There is something so deliciously earthy and home-spun about a crock of steaming onion soup on a chilly night.  Slurping the winey broth while wrapping the strings of gooey Gruyere around my spoon (the perfect bite), I feel like I could close my eyes and be transported back to the turn of the century markets at Les Halles, where fishermen, farmers, late night revelers and debaucherous types alike flocked to the stalls in the early morning Parisian fog for big, steaming bowls of the now classic French mainstay.  Until, that is, Damon hits a two run single and the screams from my husband (and everyone at the bar across the street) bring me back to my 950 square foot reality.

That’s the true power of great food though.  It can take you places you’d never be able to go, trawl up long forgotten memories with one whiff, and link to you people and history, right from the comfort of your own couch.
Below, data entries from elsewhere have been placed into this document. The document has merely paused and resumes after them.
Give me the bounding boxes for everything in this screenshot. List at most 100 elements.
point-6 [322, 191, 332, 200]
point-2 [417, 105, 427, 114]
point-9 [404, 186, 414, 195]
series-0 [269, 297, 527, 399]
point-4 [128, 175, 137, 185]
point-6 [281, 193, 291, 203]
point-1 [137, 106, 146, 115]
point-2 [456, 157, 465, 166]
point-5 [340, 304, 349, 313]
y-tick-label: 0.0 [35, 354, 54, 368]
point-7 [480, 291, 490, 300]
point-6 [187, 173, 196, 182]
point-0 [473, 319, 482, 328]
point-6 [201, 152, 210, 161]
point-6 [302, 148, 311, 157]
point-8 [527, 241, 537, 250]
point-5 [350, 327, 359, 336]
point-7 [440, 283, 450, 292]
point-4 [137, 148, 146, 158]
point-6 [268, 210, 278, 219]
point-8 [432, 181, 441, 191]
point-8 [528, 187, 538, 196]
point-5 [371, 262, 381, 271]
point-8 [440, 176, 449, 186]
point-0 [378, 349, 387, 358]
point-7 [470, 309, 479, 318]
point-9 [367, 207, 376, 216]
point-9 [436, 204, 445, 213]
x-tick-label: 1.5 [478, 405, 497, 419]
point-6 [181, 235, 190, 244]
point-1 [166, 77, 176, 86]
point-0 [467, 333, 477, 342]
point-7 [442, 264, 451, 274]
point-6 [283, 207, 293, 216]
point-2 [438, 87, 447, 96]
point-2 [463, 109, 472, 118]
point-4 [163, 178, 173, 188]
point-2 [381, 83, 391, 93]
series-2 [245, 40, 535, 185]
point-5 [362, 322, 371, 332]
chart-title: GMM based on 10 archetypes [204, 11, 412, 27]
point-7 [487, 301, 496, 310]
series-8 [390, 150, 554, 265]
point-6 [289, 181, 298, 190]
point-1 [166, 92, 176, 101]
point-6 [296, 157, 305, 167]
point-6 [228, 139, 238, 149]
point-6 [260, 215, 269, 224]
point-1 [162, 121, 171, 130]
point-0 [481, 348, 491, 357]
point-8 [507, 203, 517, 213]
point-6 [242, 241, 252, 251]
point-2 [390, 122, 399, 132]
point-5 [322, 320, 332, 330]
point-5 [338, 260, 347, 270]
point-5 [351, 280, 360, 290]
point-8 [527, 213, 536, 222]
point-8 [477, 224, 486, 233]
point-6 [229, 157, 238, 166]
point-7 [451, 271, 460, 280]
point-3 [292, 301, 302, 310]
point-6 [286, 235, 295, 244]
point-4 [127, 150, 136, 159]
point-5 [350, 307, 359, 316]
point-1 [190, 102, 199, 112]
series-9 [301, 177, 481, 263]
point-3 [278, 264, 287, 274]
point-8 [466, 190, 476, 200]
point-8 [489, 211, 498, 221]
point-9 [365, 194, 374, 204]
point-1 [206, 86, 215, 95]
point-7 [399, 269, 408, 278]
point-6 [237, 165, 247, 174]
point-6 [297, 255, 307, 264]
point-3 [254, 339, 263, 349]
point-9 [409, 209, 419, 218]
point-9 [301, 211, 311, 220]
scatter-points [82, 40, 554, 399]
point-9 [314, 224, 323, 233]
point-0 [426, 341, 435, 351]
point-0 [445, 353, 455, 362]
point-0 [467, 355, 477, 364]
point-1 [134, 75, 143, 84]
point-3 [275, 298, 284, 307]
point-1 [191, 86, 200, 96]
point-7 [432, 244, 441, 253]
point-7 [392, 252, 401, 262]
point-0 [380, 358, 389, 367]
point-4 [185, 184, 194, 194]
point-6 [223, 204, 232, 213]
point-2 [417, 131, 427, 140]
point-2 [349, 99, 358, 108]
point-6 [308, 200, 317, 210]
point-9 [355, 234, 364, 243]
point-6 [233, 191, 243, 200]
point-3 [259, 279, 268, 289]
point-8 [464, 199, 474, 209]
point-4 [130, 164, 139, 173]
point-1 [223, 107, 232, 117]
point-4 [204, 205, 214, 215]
This recipe might seem labor intensive, but there is so much time in between steps (waiting for the onions to brown, letting the soup simmer and reduce) that you can be busy with other things, like fixing a salad or doing laundry or just plain relaxing with the new Dan Brown novel.  Do be patient.  This is slow food, and it’s worth the wait.

The French strike again

The French strike again

Onion Soup with Gruyere Croutons (serves 4)
6 large yellow onions, sliced thin
2 cloves garlic, minced
2 tbsp olive oil
3 tbsp butter
3 tbsp flour
½ cup dry sherry
¼ cup dry red wine
8 cups low-sodium beef broth
4 thyme sprigs
1 bay leaf
Salt and pepper to taste
8 slices baguette (sliced on the bias)
1 cup grated Gruyere cheese

In a large heavy pot (cast iron works great), heat olive oil and melt butter.  Add onions, salt and pepper, sauté over medium-low heat until well browned and very soft, about 30-40 minutes (Be patient.  If you find that some of the onions are browning faster than others, its because your pot has a “hot spot.” Just stir occasionally to keep the onions moving from one spot to another.  This will also help you pick up the nice color from the bottom of the pot).  Once onions are well caramelized, add garlic, sauté one minute more.  Stir in flour and cook, stirring, about one minute.  Add sherry and wine, stirring constantly to ensure you don’t have lumps.  Bring to a boil and reduce about 2 minutes. Add beef broth, thyme, bay leaf, and salt and pepper to taste.  Bring to a boil (this is crucial, because it will activate the starches in the flour that create the thick, velvety broth), then reduce to a simmer.  Simmer about 30 minutes, until soup has reduced and the broth is thickened and silky.  Check for seasoning.  In the meantime, heat broiler.  Place 4 small, oven proof soup bowls on a cookie sheet.  Ladle soup into each bowl about ¾  high. Top each with 2 slices of baguette, sprinkle liberally with cheese.  Place under broiler for about 5 minutes until cheese is browned and bubbly.  Serve immediately.